This may be the first hybrid bird that exists due to climate change
Experts became aware of the hybrid bird through social media photos.
Biologists at The University of Texas at Austin (UT) have found a rare hybrid jaybird, and say it may be one of the first examples of an animal that exists because of climate change.
The bird is the natural offspring of green and blue jay parents, two species separated by 7 million years of evolution. Green jays are usually found in Central America, ranging from Mexico into southern Texas.
Blue jays are seen across the eastern U.S., rarely west of Houston, Texas. In the past, they seldom met.

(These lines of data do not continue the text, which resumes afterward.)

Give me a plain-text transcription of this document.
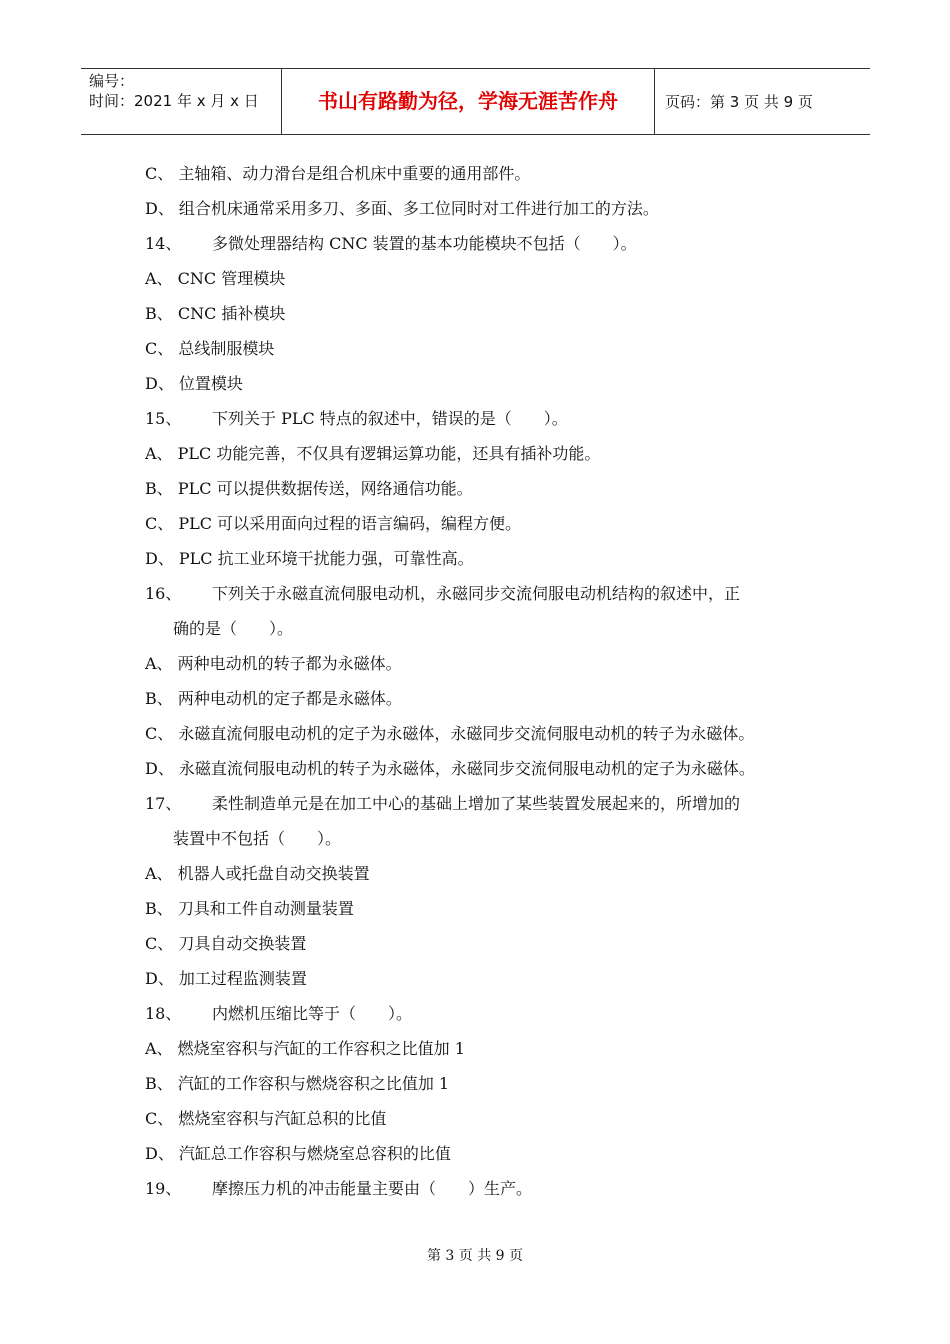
编号：
时间：2021 年 x 月 x 日	书山有路勤为径，学海无涯苦作舟	页码：第 3 页 共 9 页
C、 主轴箱、动力滑台是组合机床中重要的通用部件。
D、 组合机床通常采用多刀、多面、多工位同时对工件进行加工的方法。
14、 多微处理器结构 CNC 装置的基本功能模块不包括（　　）。
A、 CNC 管理模块
B、 CNC 插补模块
C、 总线制服模块
D、 位置模块
15、 下列关于 PLC 特点的叙述中，错误的是（　　）。
A、 PLC 功能完善，不仅具有逻辑运算功能，还具有插补功能。
B、 PLC 可以提供数据传送，网络通信功能。
C、 PLC 可以采用面向过程的语言编码，编程方便。
D、 PLC 抗工业环境干扰能力强，可靠性高。
16、 下列关于永磁直流伺服电动机，永磁同步交流伺服电动机结构的叙述中，正
确的是（　　）。
A、 两种电动机的转子都为永磁体。
B、 两种电动机的定子都是永磁体。
C、 永磁直流伺服电动机的定子为永磁体，永磁同步交流伺服电动机的转子为永磁体。
D、 永磁直流伺服电动机的转子为永磁体，永磁同步交流伺服电动机的定子为永磁体。
17、 柔性制造单元是在加工中心的基础上增加了某些装置发展起来的，所增加的
装置中不包括（　　）。
A、 机器人或托盘自动交换装置
B、 刀具和工件自动测量装置
C、 刀具自动交换装置
D、 加工过程监测装置
18、 内燃机压缩比等于（　　）。
A、 燃烧室容积与汽缸的工作容积之比值加 1
B、 汽缸的工作容积与燃烧容积之比值加 1
C、 燃烧室容积与汽缸总积的比值
D、 汽缸总工作容积与燃烧室总容积的比值
19、 摩擦压力机的冲击能量主要由（　　）生产。
第 3 页 共 9 页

Climate change has pushed green jays north and blue jays west; both now live around San Antonio, Texas.

A photo of the rare hybrid jay. (Brian Stokes)
"We think it's the first observed vertebrate that's hybridized as a result of two species both expanding their ranges due, at least in part, to climate change," Brian Stokes, a graduate student in ecology, evolution, and behavior at UT, and first author of the study, says in a statement.

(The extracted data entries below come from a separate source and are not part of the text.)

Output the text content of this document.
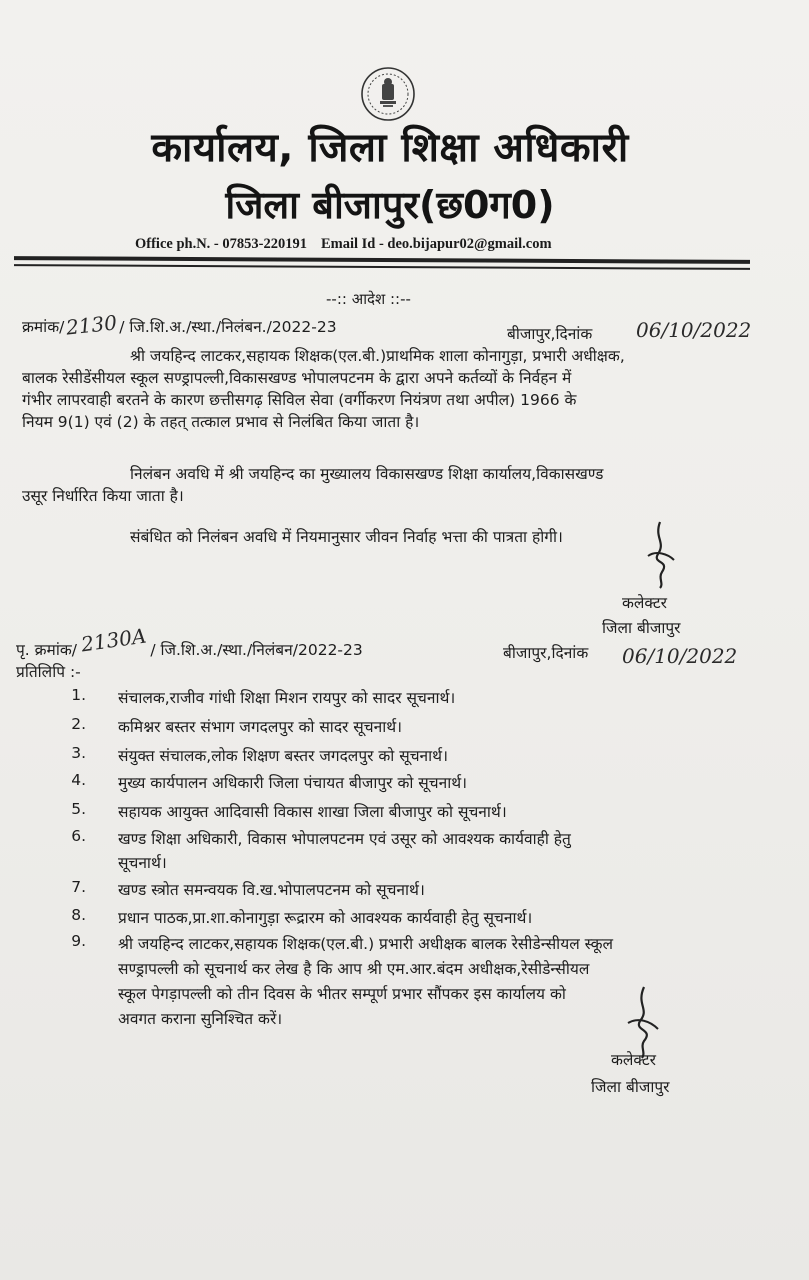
कार्यालय, जिला शिक्षा अधिकारी
जिला बीजापुर(छ0ग0)
Office ph.N. - 07853-220191 Email Id - deo.bijapur02@gmail.com
--:: आदेश ::--
क्रमांक/2130/ जि.शि.अ./स्था./निलंबन./2022-23	बीजापुर,दिनांक 06/10/2022
श्री जयहिन्द लाटकर,सहायक शिक्षक(एल.बी.)प्राथमिक शाला कोनागुड़ा, प्रभारी अधीक्षक,
बालक रेसीडेंसीयल स्कूल सण्ड्रापल्ली,विकासखण्ड भोपालपटनम के द्वारा अपने कर्तव्यों के निर्वहन में
गंभीर लापरवाही बरतने के कारण छत्तीसगढ़ सिविल सेवा (वर्गीकरण नियंत्रण तथा अपील) 1966 के
नियम 9(1) एवं (2) के तहत् तत्काल प्रभाव से निलंबित किया जाता है।
निलंबन अवधि में श्री जयहिन्द का मुख्यालय विकासखण्ड शिक्षा कार्यालय,विकासखण्ड
उसूर निर्धारित किया जाता है।
संबंधित को निलंबन अवधि में नियमानुसार जीवन निर्वाह भत्ता की पात्रता होगी।
कलेक्टर
जिला बीजापुर
पृ. क्रमांक/ 2130A / जि.शि.अ./स्था./निलंबन/2022-23	बीजापुर,दिनांक 06/10/2022
प्रतिलिपि :-
1. संचालक,राजीव गांधी शिक्षा मिशन रायपुर को सादर सूचनार्थ।
2. कमिश्नर बस्तर संभाग जगदलपुर को सादर सूचनार्थ।
3. संयुक्त संचालक,लोक शिक्षण बस्तर जगदलपुर को सूचनार्थ।
4. मुख्य कार्यपालन अधिकारी जिला पंचायत बीजापुर को सूचनार्थ।
5. सहायक आयुक्त आदिवासी विकास शाखा जिला बीजापुर को सूचनार्थ।
6. खण्ड शिक्षा अधिकारी, विकास भोपालपटनम एवं उसूर को आवश्यक कार्यवाही हेतु
सूचनार्थ।
7. खण्ड स्त्रोत समन्वयक वि.ख.भोपालपटनम को सूचनार्थ।
8. प्रधान पाठक,प्रा.शा.कोनागुड़ा रूद्रारम को आवश्यक कार्यवाही हेतु सूचनार्थ।
9. श्री जयहिन्द लाटकर,सहायक शिक्षक(एल.बी.) प्रभारी अधीक्षक बालक रेसीडेन्सीयल स्कूल
सण्ड्रापल्ली को सूचनार्थ कर लेख है कि आप श्री एम.आर.बंदम अधीक्षक,रेसीडेन्सीयल
स्कूल पेगड़ापल्ली को तीन दिवस के भीतर सम्पूर्ण प्रभार सौंपकर इस कार्यालय को
अवगत कराना सुनिश्चित करें।
कलेक्टर
जिला बीजापुर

Hybrid species already exist in the wild, but they’re more often the result of human activity, like the introduction of an invasive species, Stokes notes, but this jay hybrid appears to be a direct result of changing weather patterns that altered the range of the green and blue jays.

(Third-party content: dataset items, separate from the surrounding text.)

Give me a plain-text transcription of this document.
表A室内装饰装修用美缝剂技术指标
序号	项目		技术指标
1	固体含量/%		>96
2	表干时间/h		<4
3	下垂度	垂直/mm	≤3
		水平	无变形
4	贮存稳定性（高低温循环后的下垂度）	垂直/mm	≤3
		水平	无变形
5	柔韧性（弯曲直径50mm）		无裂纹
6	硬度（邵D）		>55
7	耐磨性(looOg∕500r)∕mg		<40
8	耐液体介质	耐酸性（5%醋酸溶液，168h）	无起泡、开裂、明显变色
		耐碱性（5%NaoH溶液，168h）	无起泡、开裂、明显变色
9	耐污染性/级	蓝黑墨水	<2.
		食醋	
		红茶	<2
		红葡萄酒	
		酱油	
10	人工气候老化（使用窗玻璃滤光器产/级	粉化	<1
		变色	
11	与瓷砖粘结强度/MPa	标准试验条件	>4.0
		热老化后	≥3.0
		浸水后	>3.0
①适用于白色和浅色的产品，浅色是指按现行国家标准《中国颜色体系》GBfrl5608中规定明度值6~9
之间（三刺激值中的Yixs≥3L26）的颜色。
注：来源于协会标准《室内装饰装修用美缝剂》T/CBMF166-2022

A rare hybrid bird identified in a suburb of San Antonio, Texas (centre panel, credit: Brian Stokes) is the result of mating between a male blue jay (left, credit: Travis Maher/Cornell Lab of Ornithology/Macaulay Library) and a female green jay (right, credit: Dan O’Brien/Cornell Lab of Ornithology/Macaulay Library).
Stokes first became aware of the hybrid bird through social media photos posted by a San Antonio birder, who invited Stokes to her backyard to see it up close.
He was able to catch the bird, tag it, and take a quick blood sample.
"I don't know what it was, but it was kind of like random happenstance," he said in the statement.
"If it had gone two houses down, probably it would have never been reported anywhere."
Lab tests revealed the bird is a male hybrid of a green jay mother and a blue jay father. It resembles a blue and green hybrid that was bred in captivity in the 1970s.
Stokes says hybridization is “probably way more common” in the wild than we realize, and that many hybrids go unreported.
They opted not to officially name the bird, but in their statement, they nicknamed it a “brue jay.”
A study detailing the discovery has been published in the journal Environment and Ecology.